Post # 1
Okay, here goes:
I am a young 20-something getting married in May. Not everything in our wedding is traditional but a lot is.
My parents went through a dirty, bitter divorce in 2005 while led to an extemely bitter father, mother moving 4,000 miles away, and a whole mix of emotions. My father and I have never been the same since. There was LOTS of emotional and verbal abuse from him, and even today when I confront him about those things he doesn’t recall. How convenient!
When he tells others about how I’ve said he has said this or that or how he’s hurt my feelings, it turns in to how it is my fault one way or another or he can’t believe how I act towards him or don’t speak to him.
For months I haven’t talked to him until recently…it’s not a lot but some. I asked him before if he wanted to be a part of my wedding and I got a quite lovely response of “Oh, you’re going to actually get married and quit living in sin?” (I live with my fiance).
Now recently when we began speaking some, I asked him if he wanted to still be a part of it or not… He told me I WAS THE ONE that dropped him and he had already told me he would walk me down, but he can’t remember saying what he said (my fault, again!).

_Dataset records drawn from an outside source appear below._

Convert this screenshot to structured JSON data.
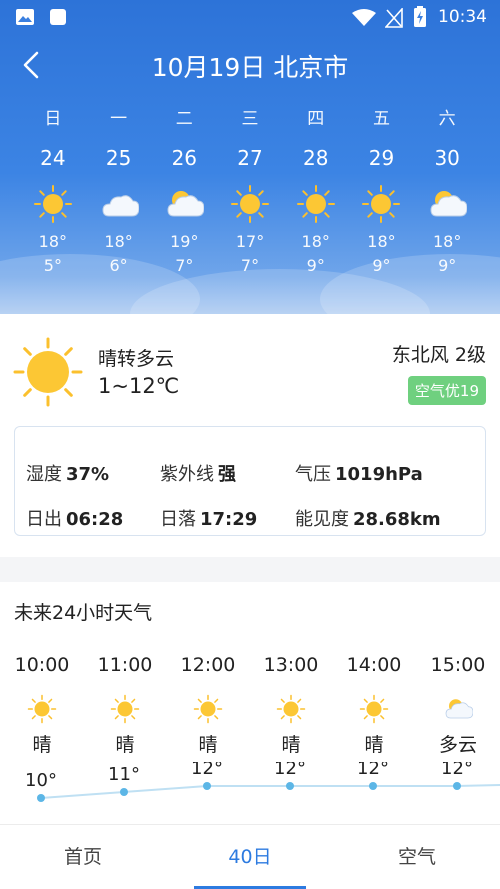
{
  "status_bar": {
    "time": "10:34"
  },
  "header": {
    "title": "10月19日 北京市"
  },
  "week": [
    {
      "dow": "日",
      "date": "24",
      "icon": "sun-icon",
      "high": "18°",
      "low": "5°"
    },
    {
      "dow": "一",
      "date": "25",
      "icon": "cloud-icon",
      "high": "18°",
      "low": "6°"
    },
    {
      "dow": "二",
      "date": "26",
      "icon": "partly-cloudy-icon",
      "high": "19°",
      "low": "7°"
    },
    {
      "dow": "三",
      "date": "27",
      "icon": "sun-icon",
      "high": "17°",
      "low": "7°"
    },
    {
      "dow": "四",
      "date": "28",
      "icon": "sun-icon",
      "high": "18°",
      "low": "9°"
    },
    {
      "dow": "五",
      "date": "29",
      "icon": "sun-icon",
      "high": "18°",
      "low": "9°"
    },
    {
      "dow": "六",
      "date": "30",
      "icon": "partly-cloudy-icon",
      "high": "18°",
      "low": "9°"
    }
  ],
  "today": {
    "condition": "晴转多云",
    "range": "1~12℃",
    "wind": "东北风 2级",
    "aqi": "空气优19",
    "humidity_label": "湿度",
    "humidity": "37%",
    "uv_label": "紫外线",
    "uv": "强",
    "pressure_label": "气压",
    "pressure": "1019hPa",
    "sunrise_label": "日出",
    "sunrise": "06:28",
    "sunset_label": "日落",
    "sunset": "17:29",
    "visibility_label": "能见度",
    "visibility": "28.68km"
  },
  "hourly": {
    "title": "未来24小时天气",
    "items": [
      {
        "time": "10:00",
        "icon": "sun-icon",
        "cond": "晴",
        "temp": "10°",
        "t": 10
      },
      {
        "time": "11:00",
        "icon": "sun-icon",
        "cond": "晴",
        "temp": "11°",
        "t": 11
      },
      {
        "time": "12:00",
        "icon": "sun-icon",
        "cond": "晴",
        "temp": "12°",
        "t": 12
      },
      {
        "time": "13:00",
        "icon": "sun-icon",
        "cond": "晴",
        "temp": "12°",
        "t": 12
      },
      {
        "time": "14:00",
        "icon": "sun-icon",
        "cond": "晴",
        "temp": "12°",
        "t": 12
      },
      {
        "time": "15:00",
        "icon": "partly-cloudy-icon",
        "cond": "多云",
        "temp": "12°",
        "t": 12
      }
    ]
  },
  "tabs": [
    {
      "label": "首页"
    },
    {
      "label": "40日"
    },
    {
      "label": "空气"
    }
  ],
  "colors": {
    "accent": "#2d7be0",
    "aqi_good": "#6fd07f",
    "sun": "#fbc02d"
  }
}
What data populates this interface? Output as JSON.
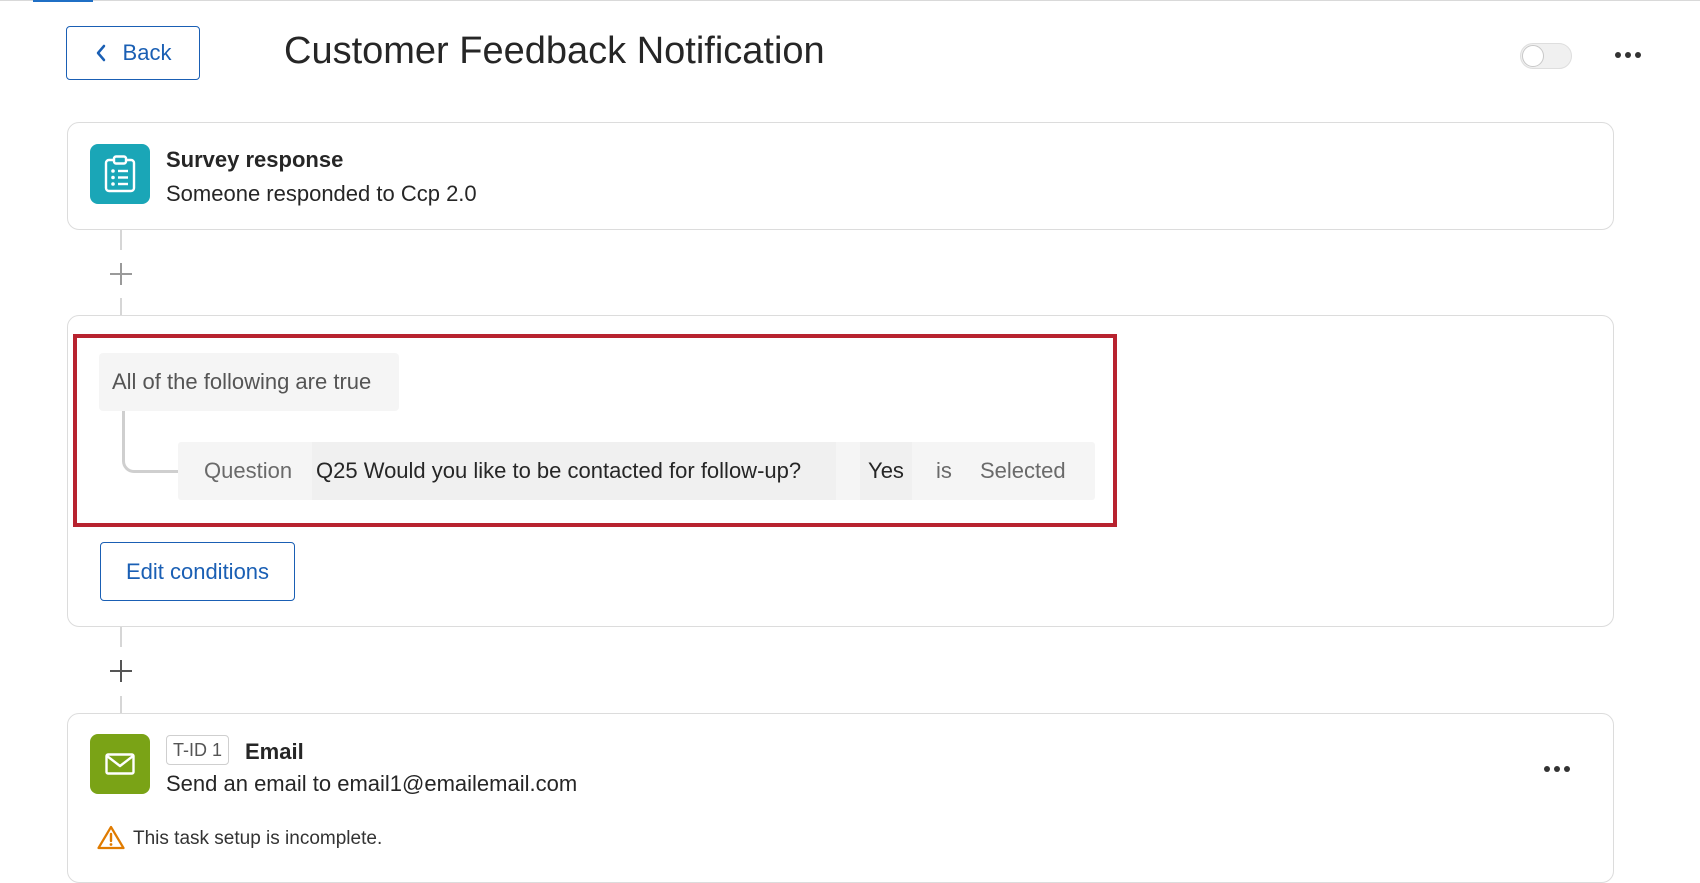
{
  "header": {
    "back_label": "Back",
    "title": "Customer Feedback Notification"
  },
  "trigger": {
    "icon": "clipboard-list-icon",
    "title": "Survey response",
    "subtitle": "Someone responded to Ccp 2.0"
  },
  "conditions": {
    "group_label": "All of the following are true",
    "rows": [
      {
        "type": "Question",
        "question": "Q25 Would you like to be contacted for follow-up?",
        "choice": "Yes",
        "operator": "is",
        "value": "Selected"
      }
    ],
    "edit_label": "Edit conditions"
  },
  "task": {
    "icon": "envelope-icon",
    "id_badge": "T-ID 1",
    "title": "Email",
    "subtitle": "Send an email to email1@emailemail.com",
    "warning": "This task setup is incomplete."
  },
  "colors": {
    "accent": "#1a5fb4",
    "survey_tile": "#1aa6b7",
    "email_tile": "#7aa316",
    "highlight": "#b8232f",
    "warning": "#e07b00"
  }
}
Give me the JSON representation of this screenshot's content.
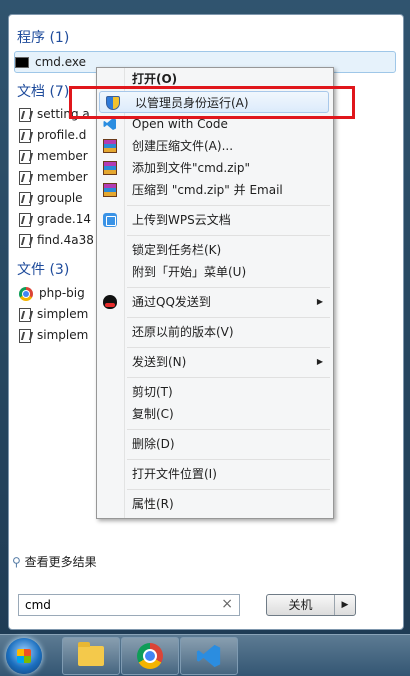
{
  "programs": {
    "title": "程序 (1)",
    "items": [
      {
        "label": "cmd.exe",
        "icon": "cmd-icon"
      }
    ]
  },
  "documents": {
    "title": "文档 (7)",
    "items": [
      {
        "label": "setting.a",
        "icon": "script-file-icon"
      },
      {
        "label": "profile.d",
        "icon": "script-file-icon"
      },
      {
        "label": "member",
        "icon": "script-file-icon"
      },
      {
        "label": "member",
        "icon": "script-file-icon"
      },
      {
        "label": "grouple",
        "icon": "script-file-icon"
      },
      {
        "label": "grade.14",
        "icon": "script-file-icon"
      },
      {
        "label": "find.4a38",
        "icon": "script-file-icon"
      }
    ]
  },
  "files": {
    "title": "文件 (3)",
    "items": [
      {
        "label": "php-big",
        "icon": "chrome-file-icon"
      },
      {
        "label": "simplem",
        "icon": "script-file-icon"
      },
      {
        "label": "simplem",
        "icon": "script-file-icon"
      }
    ]
  },
  "more_results": "查看更多结果",
  "search": {
    "value": "cmd",
    "clear": "×"
  },
  "shutdown": {
    "label": "关机",
    "arrow": "▶"
  },
  "context_menu": {
    "items": [
      {
        "label": "打开(O)"
      },
      {
        "label": "以管理员身份运行(A)"
      },
      {
        "label": "Open with Code"
      },
      {
        "label": "创建压缩文件(A)..."
      },
      {
        "label": "添加到文件\"cmd.zip\""
      },
      {
        "label": "压缩到 \"cmd.zip\" 并 Email"
      },
      {
        "label": "上传到WPS云文档"
      },
      {
        "label": "锁定到任务栏(K)"
      },
      {
        "label": "附到「开始」菜单(U)"
      },
      {
        "label": "通过QQ发送到"
      },
      {
        "label": "还原以前的版本(V)"
      },
      {
        "label": "发送到(N)"
      },
      {
        "label": "剪切(T)"
      },
      {
        "label": "复制(C)"
      },
      {
        "label": "删除(D)"
      },
      {
        "label": "打开文件位置(I)"
      },
      {
        "label": "属性(R)"
      }
    ]
  },
  "colors": {
    "highlight_box": "#e0161b",
    "group_title": "#1e4b9b"
  }
}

I have never really pictured myself walking down with anyone, ever. Not even when I was a little girl invisioning my wedding. I told him I wasn’t really sure if I wanted him to walk me down, and now I’m the evil one even though I told him not everything is traditional. I’ve even been told by other family I’ll have “a lifetime of hurt” to makeup for if I don’t let him walk me down. BUT I DON’T WANT HIM TO. He’s not helping with ANY FUNDS, any plans, or anything!
Post # 3
Tell him you are an independent woman and no one will be giving you away.
Post # 4
Then don’t. You don’t have to have him walk you down the aisle. I’m glad I’m likely going to be having a Jewish wedding, because that way both of my parents walk me down. I would feel quite awkward with just my father walking me down, due to a fairly strained relation.
Post # 5
@Texasbride_513: You are not alone!
I have no relationship with my dad. He and my mom divorced when I was very young, and, while I won’t go into great detail about all of the issues he and I have had, I will say that he’s always been a very emotionally/verbally abusive person. I finally had the strength to cut him out of my life completely at the age of 19.
I’m 28 now. I haven’t seen or spoken to him in years. He doesn’t know I’m engaged … He doesn’t even know my fiance. I honestly don’t think he even knows where I live now (he lives on the East Coast, where I grew up). I’m definitely not planning to invite him to my wedding!
If you don’t feel comfortable having your dad walk you down the aisle, don’t do it. It doesn’t sound as though it was always your dream to have your dad be a special part of your wedding. I don’t think you’ll regret not having him there if all he’s done recently is cause you grief. You shouldn’t feel pressured to do this just because it’s the “traditional” thing to do. You can walk down alone. You could ask a sibling, uncle, friend, etc. to walk you down the aisle. You can even ask your mom to do it if you have a good relationship with her … That’s actually what I’m planning to do, as my mom and I are incredibly close.
I think you should do what feels right to you, though … Don’t let him make you feel guilty if you choose not to include him. Your wedding should be a happy time for you and your fiance. Again, if having your dad walk you down the aisle would make you happy, do it. If not, don’t.
Post # 6
IMO giving away a bride is a privilege, NOT a right.
I don’t speak to my father (alcoholic, abusive, blah blah) he won’t be walking me down the aisle. He lost that privilege a LONG time ago. My brother and I are very close and he will be giving me away. If he wasn’t around I would be walking alone.
It’s YOUR wedding. Don’t let people guilt you into anything because you’ll be “causing hurt” .. you don’t want to make a decision that you’ll regret.
Post # 7
@bbsoon2be: “IMO giving away a bride is a privilege, NOT a right.”
I totally agree. In this day and age, giving away the bride is seen as a very old fashioned, unnecessary tradition anyway, and no one would look twice at you for saying you wanted to walk down the aisle on your own.
If your dad does kick up a stink about it and refuses to acknowledge the things he’s done and said that have hurt you, just ignore it (easier said than done, I know!) and let him make a fool of himself. At the end of the day, it’s your wedding and your aisle to walk down, so do it however you want
Post # 8
- Wedding: June 2012 - Pippin Hill Farm & Vineyards
Don’t make the decision now. You don’t have to. Drop it and see how you feel closer to the day.
I was all over the map on this issue. I imagined the walk at least 3 different ways. I made a final decision just a few weeks before.
Post # 9
Thank you all very much! This is all what I have been telling myself. Like said, it is an old tradition from when a woman was considered “property”.